Sun Xiaojiao is a Chinese former artistic gymnast. She is the 2001 World balance beam bronze medalist. She is also the 2002 World Cup Final and 2001 Goodwill Games balance beam champion. She won a gold medal in the team event at the 2002 Asian Games.

== Gymnastics career ==
Sun won the all-around bronze medal at the 1999 Canberra Cup behind Daniele Hypólito and Maria Zasypkina. At the 2000 International Team Championships, she helped China win the bronze medal behind the United States and Romania.
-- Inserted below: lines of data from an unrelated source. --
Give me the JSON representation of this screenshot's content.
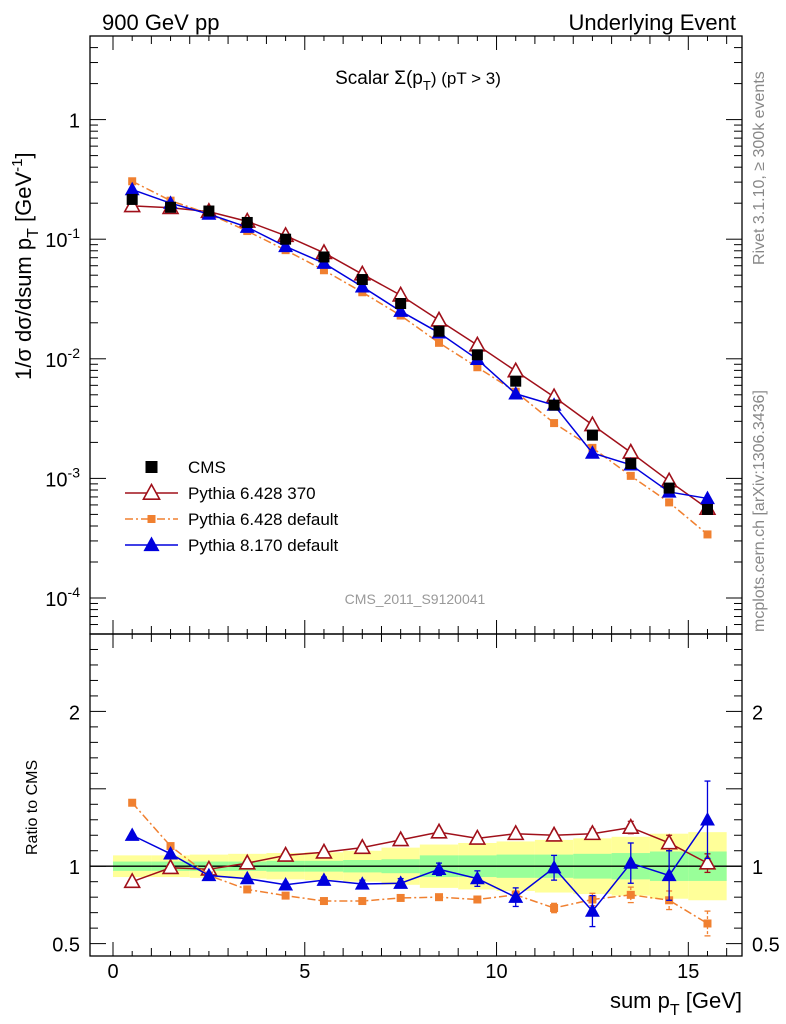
{
  "header": {
    "left": "900 GeV pp",
    "right": "Underlying Event"
  },
  "side_labels": {
    "rivet": "Rivet 3.1.10, ≥ 300k events",
    "mcplots": "mcplots.cern.ch [arXiv:1306.3436]"
  },
  "chart_data": [
    {
      "type": "scatter",
      "title": "Scalar Σ(p_T) (pT > 3)",
      "ylabel": "1/σ dσ/dsum p_T [GeV^-1]",
      "yscale": "log",
      "ylim": [
        5e-05,
        5
      ],
      "xlim": [
        -0.6,
        16.4
      ],
      "y_ticks": [
        "1",
        "10^-1",
        "10^-2",
        "10^-3",
        "10^-4"
      ],
      "analysis_label": "CMS_2011_S9120041",
      "legend_position": "lower-left",
      "x": [
        0.5,
        1.5,
        2.5,
        3.5,
        4.5,
        5.5,
        6.5,
        7.5,
        8.5,
        9.5,
        10.5,
        11.5,
        12.5,
        13.5,
        14.5,
        15.5
      ],
      "series": [
        {
          "name": "CMS",
          "color": "#000000",
          "marker": "square",
          "line": "none",
          "values": [
            0.215,
            0.185,
            0.172,
            0.138,
            0.1,
            0.071,
            0.046,
            0.029,
            0.017,
            0.0108,
            0.0065,
            0.0041,
            0.0023,
            0.00133,
            0.00083,
            0.00055
          ]
        },
        {
          "name": "Pythia 6.428 370",
          "color": "#a0101a",
          "marker": "open-triangle",
          "line": "solid",
          "values": [
            0.19,
            0.183,
            0.17,
            0.141,
            0.107,
            0.077,
            0.051,
            0.034,
            0.021,
            0.013,
            0.0079,
            0.0048,
            0.0028,
            0.00165,
            0.00095,
            0.00056
          ]
        },
        {
          "name": "Pythia 6.428 default",
          "color": "#f08030",
          "marker": "square",
          "line": "dashdot",
          "values": [
            0.305,
            0.21,
            0.163,
            0.117,
            0.081,
            0.055,
            0.036,
            0.023,
            0.0136,
            0.0085,
            0.0053,
            0.0029,
            0.0018,
            0.00105,
            0.00063,
            0.00034
          ]
        },
        {
          "name": "Pythia 8.170 default",
          "color": "#0000dd",
          "marker": "triangle",
          "line": "solid",
          "values": [
            0.26,
            0.2,
            0.162,
            0.126,
            0.087,
            0.063,
            0.04,
            0.025,
            0.0165,
            0.0099,
            0.0051,
            0.0041,
            0.00163,
            0.0013,
            0.00077,
            0.00068
          ]
        }
      ]
    },
    {
      "type": "scatter",
      "xlabel": "sum p_T [GeV]",
      "ylabel": "Ratio to CMS",
      "ylim": [
        0.42,
        2.5
      ],
      "xlim": [
        -0.6,
        16.4
      ],
      "x_ticks": [
        "0",
        "5",
        "10",
        "15"
      ],
      "y_ticks": [
        "0.5",
        "1",
        "2"
      ],
      "x": [
        0.5,
        1.5,
        2.5,
        3.5,
        4.5,
        5.5,
        6.5,
        7.5,
        8.5,
        9.5,
        10.5,
        11.5,
        12.5,
        13.5,
        14.5,
        15.5
      ],
      "bands": {
        "green_half_width": [
          0.03,
          0.03,
          0.03,
          0.03,
          0.035,
          0.035,
          0.04,
          0.045,
          0.07,
          0.07,
          0.075,
          0.075,
          0.08,
          0.085,
          0.095,
          0.095
        ],
        "yellow_half_width": [
          0.07,
          0.07,
          0.075,
          0.08,
          0.085,
          0.09,
          0.1,
          0.12,
          0.14,
          0.15,
          0.16,
          0.17,
          0.18,
          0.19,
          0.21,
          0.22
        ]
      },
      "series": [
        {
          "name": "Pythia 6.428 370",
          "values": [
            0.9,
            0.99,
            0.98,
            1.02,
            1.07,
            1.09,
            1.12,
            1.17,
            1.22,
            1.18,
            1.21,
            1.2,
            1.21,
            1.25,
            1.15,
            1.02
          ],
          "errors": [
            0.01,
            0.01,
            0.01,
            0.01,
            0.01,
            0.01,
            0.01,
            0.01,
            0.015,
            0.02,
            0.02,
            0.025,
            0.03,
            0.04,
            0.05,
            0.06
          ]
        },
        {
          "name": "Pythia 6.428 default",
          "values": [
            1.41,
            1.13,
            0.94,
            0.85,
            0.81,
            0.775,
            0.775,
            0.795,
            0.8,
            0.785,
            0.815,
            0.73,
            0.785,
            0.815,
            0.78,
            0.63
          ],
          "errors": [
            0.01,
            0.01,
            0.01,
            0.01,
            0.01,
            0.01,
            0.01,
            0.015,
            0.015,
            0.02,
            0.025,
            0.03,
            0.04,
            0.05,
            0.06,
            0.08
          ]
        },
        {
          "name": "Pythia 8.170 default",
          "values": [
            1.2,
            1.08,
            0.94,
            0.92,
            0.88,
            0.91,
            0.885,
            0.89,
            0.98,
            0.92,
            0.8,
            0.99,
            0.71,
            1.02,
            0.94,
            1.3
          ],
          "errors": [
            0.01,
            0.01,
            0.01,
            0.015,
            0.015,
            0.02,
            0.025,
            0.03,
            0.04,
            0.05,
            0.06,
            0.08,
            0.1,
            0.13,
            0.16,
            0.25
          ]
        }
      ]
    }
  ]
}
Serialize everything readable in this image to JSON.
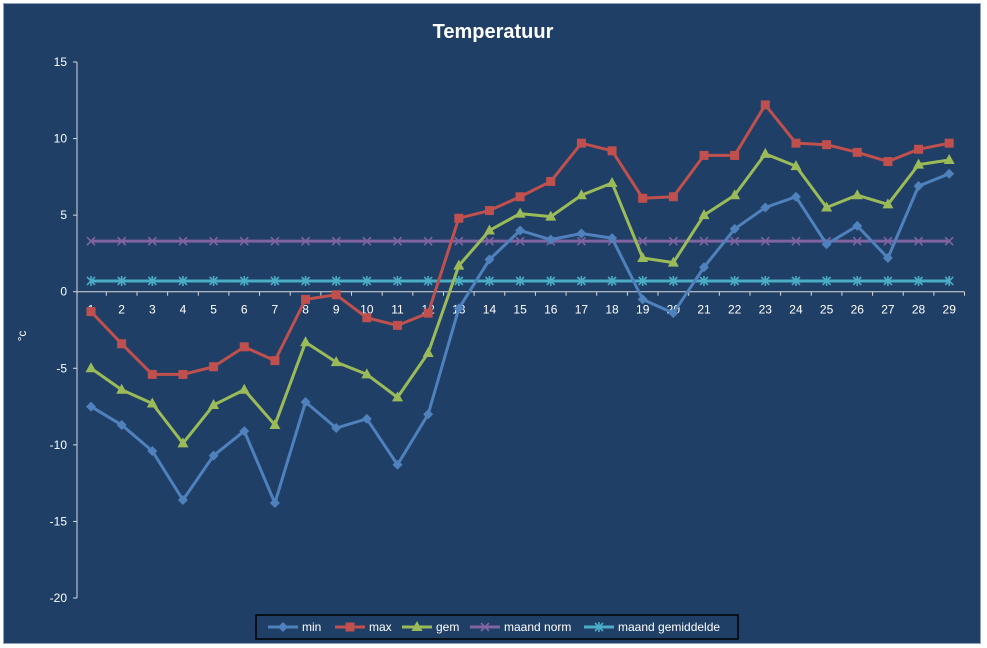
{
  "chart_data": {
    "type": "line",
    "title": "Temperatuur",
    "xlabel": "",
    "ylabel": "°c",
    "ylim": [
      -20,
      15
    ],
    "yticks": [
      15,
      10,
      5,
      0,
      -5,
      -10,
      -15,
      -20
    ],
    "categories": [
      "1",
      "2",
      "3",
      "4",
      "5",
      "6",
      "7",
      "8",
      "9",
      "10",
      "11",
      "12",
      "13",
      "14",
      "15",
      "16",
      "17",
      "18",
      "19",
      "20",
      "21",
      "22",
      "23",
      "24",
      "25",
      "26",
      "27",
      "28",
      "29"
    ],
    "grid": false,
    "legend_position": "bottom",
    "series": [
      {
        "name": "min",
        "color": "#4f81bd",
        "marker": "diamond",
        "values": [
          -7.5,
          -8.7,
          -10.4,
          -13.6,
          -10.7,
          -9.1,
          -13.8,
          -7.2,
          -8.9,
          -8.3,
          -11.3,
          -8.0,
          -1.1,
          2.1,
          4.0,
          3.4,
          3.8,
          3.5,
          -0.5,
          -1.4,
          1.6,
          4.1,
          5.5,
          6.2,
          3.1,
          4.3,
          2.2,
          6.9,
          7.7
        ]
      },
      {
        "name": "max",
        "color": "#c0504d",
        "marker": "square",
        "values": [
          -1.3,
          -3.4,
          -5.4,
          -5.4,
          -4.9,
          -3.6,
          -4.5,
          -0.5,
          -0.2,
          -1.7,
          -2.2,
          -1.4,
          4.8,
          5.3,
          6.2,
          7.2,
          9.7,
          9.2,
          6.1,
          6.2,
          8.9,
          8.9,
          12.2,
          9.7,
          9.6,
          9.1,
          8.5,
          9.3,
          9.7
        ]
      },
      {
        "name": "gem",
        "color": "#9bbb59",
        "marker": "triangle",
        "values": [
          -5.0,
          -6.4,
          -7.3,
          -9.9,
          -7.4,
          -6.4,
          -8.7,
          -3.3,
          -4.6,
          -5.4,
          -6.9,
          -4.0,
          1.7,
          4.0,
          5.1,
          4.9,
          6.3,
          7.1,
          2.2,
          1.9,
          5.0,
          6.3,
          9.0,
          8.2,
          5.5,
          6.3,
          5.7,
          8.3,
          8.6
        ]
      },
      {
        "name": "maand norm",
        "color": "#8064a2",
        "marker": "x",
        "values": [
          3.3,
          3.3,
          3.3,
          3.3,
          3.3,
          3.3,
          3.3,
          3.3,
          3.3,
          3.3,
          3.3,
          3.3,
          3.3,
          3.3,
          3.3,
          3.3,
          3.3,
          3.3,
          3.3,
          3.3,
          3.3,
          3.3,
          3.3,
          3.3,
          3.3,
          3.3,
          3.3,
          3.3,
          3.3
        ]
      },
      {
        "name": "maand gemiddelde",
        "color": "#4bacc6",
        "marker": "asterisk",
        "values": [
          0.7,
          0.7,
          0.7,
          0.7,
          0.7,
          0.7,
          0.7,
          0.7,
          0.7,
          0.7,
          0.7,
          0.7,
          0.7,
          0.7,
          0.7,
          0.7,
          0.7,
          0.7,
          0.7,
          0.7,
          0.7,
          0.7,
          0.7,
          0.7,
          0.7,
          0.7,
          0.7,
          0.7,
          0.7
        ]
      }
    ]
  }
}
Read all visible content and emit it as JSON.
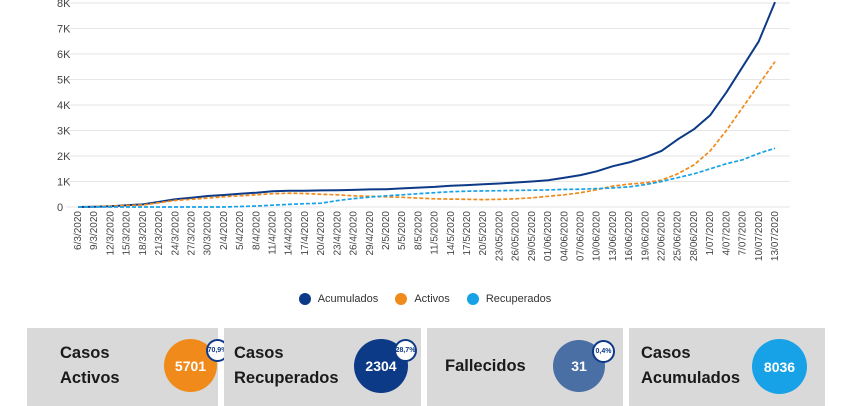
{
  "chart_data": {
    "type": "line",
    "x_labels": [
      "6/3/2020",
      "9/3/2020",
      "12/3/2020",
      "15/3/2020",
      "18/3/2020",
      "21/3/2020",
      "24/3/2020",
      "27/3/2020",
      "30/3/2020",
      "2/4/2020",
      "5/4/2020",
      "8/4/2020",
      "11/4/2020",
      "14/4/2020",
      "17/4/2020",
      "20/4/2020",
      "23/4/2020",
      "26/4/2020",
      "29/4/2020",
      "2/5/2020",
      "5/5/2020",
      "8/5/2020",
      "11/5/2020",
      "14/5/2020",
      "17/5/2020",
      "20/5/2020",
      "23/05/2020",
      "26/05/2020",
      "29/05/2020",
      "01/06/2020",
      "04/06/2020",
      "07/06/2020",
      "10/06/2020",
      "13/06/2020",
      "16/06/2020",
      "19/06/2020",
      "22/06/2020",
      "25/06/2020",
      "28/06/2020",
      "1/07/2020",
      "4/07/2020",
      "7/07/2020",
      "10/07/2020",
      "13/07/2020"
    ],
    "y_ticks": [
      "0",
      "1K",
      "2K",
      "3K",
      "4K",
      "5K",
      "6K",
      "7K",
      "8K"
    ],
    "ylim": [
      0,
      8000
    ],
    "series": [
      {
        "name": "Acumulados",
        "color": "#0d3a87",
        "dash": "solid",
        "values": [
          1,
          10,
          30,
          70,
          100,
          200,
          300,
          360,
          430,
          470,
          520,
          560,
          620,
          640,
          640,
          650,
          660,
          670,
          690,
          700,
          730,
          760,
          790,
          830,
          860,
          890,
          920,
          960,
          1000,
          1050,
          1150,
          1250,
          1400,
          1600,
          1750,
          1950,
          2200,
          2650,
          3050,
          3600,
          4500,
          5500,
          6500,
          8036
        ]
      },
      {
        "name": "Activos",
        "color": "#f08a1a",
        "dash": "dashed",
        "values": [
          1,
          10,
          30,
          60,
          80,
          170,
          260,
          300,
          350,
          400,
          440,
          480,
          520,
          540,
          530,
          500,
          480,
          440,
          420,
          400,
          380,
          350,
          320,
          310,
          300,
          290,
          300,
          320,
          360,
          420,
          480,
          560,
          680,
          820,
          900,
          950,
          1050,
          1300,
          1650,
          2200,
          3000,
          3900,
          4800,
          5701
        ]
      },
      {
        "name": "Recuperados",
        "color": "#17a2e8",
        "dash": "dashed",
        "values": [
          0,
          0,
          0,
          0,
          0,
          0,
          0,
          0,
          0,
          0,
          20,
          40,
          70,
          100,
          130,
          150,
          250,
          330,
          390,
          440,
          480,
          520,
          560,
          600,
          620,
          630,
          640,
          650,
          660,
          670,
          690,
          700,
          720,
          750,
          790,
          880,
          1000,
          1150,
          1300,
          1500,
          1700,
          1850,
          2100,
          2304
        ]
      }
    ],
    "legend_position": "bottom-center",
    "grid": true
  },
  "legend": {
    "items": [
      {
        "label": "Acumulados",
        "color": "#0d3a87"
      },
      {
        "label": "Activos",
        "color": "#f08a1a"
      },
      {
        "label": "Recuperados",
        "color": "#17a2e8"
      }
    ]
  },
  "cards": [
    {
      "label": "Casos\nActivos",
      "value": "5701",
      "percent": "70,9%",
      "circle_color": "#f08a1a"
    },
    {
      "label": "Casos\nRecuperados",
      "value": "2304",
      "percent": "28,7%",
      "circle_color": "#0d3a87"
    },
    {
      "label": "Fallecidos",
      "value": "31",
      "percent": "0,4%",
      "circle_color": "#4a6fa5"
    },
    {
      "label": "Casos\nAcumulados",
      "value": "8036",
      "percent": "",
      "circle_color": "#17a2e8"
    }
  ]
}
At the 2001 Paris World Cup, Sun won the balance beam gold medal and the uneven bars silver medal behind Verona van de Leur. She competed at the 2001 Goodwill Games and won the gold medal on the balance beam with a score of 9.662. She also finished sixth on the uneven bars. At the 2001 World Championships, she qualified for the all-around final and finished tenth. Then in the balance beam final, she won the bronze medal with a score of 9.575, behind Andreea Răducan and Ludmila Ezhova. She then won a gold medal on the balance beam at the 2001 Stuttgart World Cup.

Sun won the balance beam silver medal at the 2002 Li Ning Cup. She helped China win the team competition at the 2002 Asian Games. She did not qualify for any of the individual finals. She finished eighth in the all-around at the 2002 Chinese Championships. Then at the 2002 Glasgow World Cup, she won a bronze medal on the balance beam behind Răducan and teammate Zhang Nan. At the 2002 World Cup Final, she won the balance beam title. She finished fifth in the all-around at the 2002 Arthur Gander Memorial.

== Age discrepancies ==
Sun's official birth date for competition was listed as 18 December, 1984, which would make her old enough to compete as a senior in 2000. However, her age has been listed inconsistently elsewhere. A May 2000 profile by Sina Sports gave her birth date as 18 December, 1985; her current curriculum vitae states her birth date is May, 1986. A birth date in 1986 would have made her too young to compete as a senior at international competitions before 2002.

== Post-gymnastics career ==
Sun teaches courses related to gymnastics at the School of Physical Education at the Shanghai University of Sport.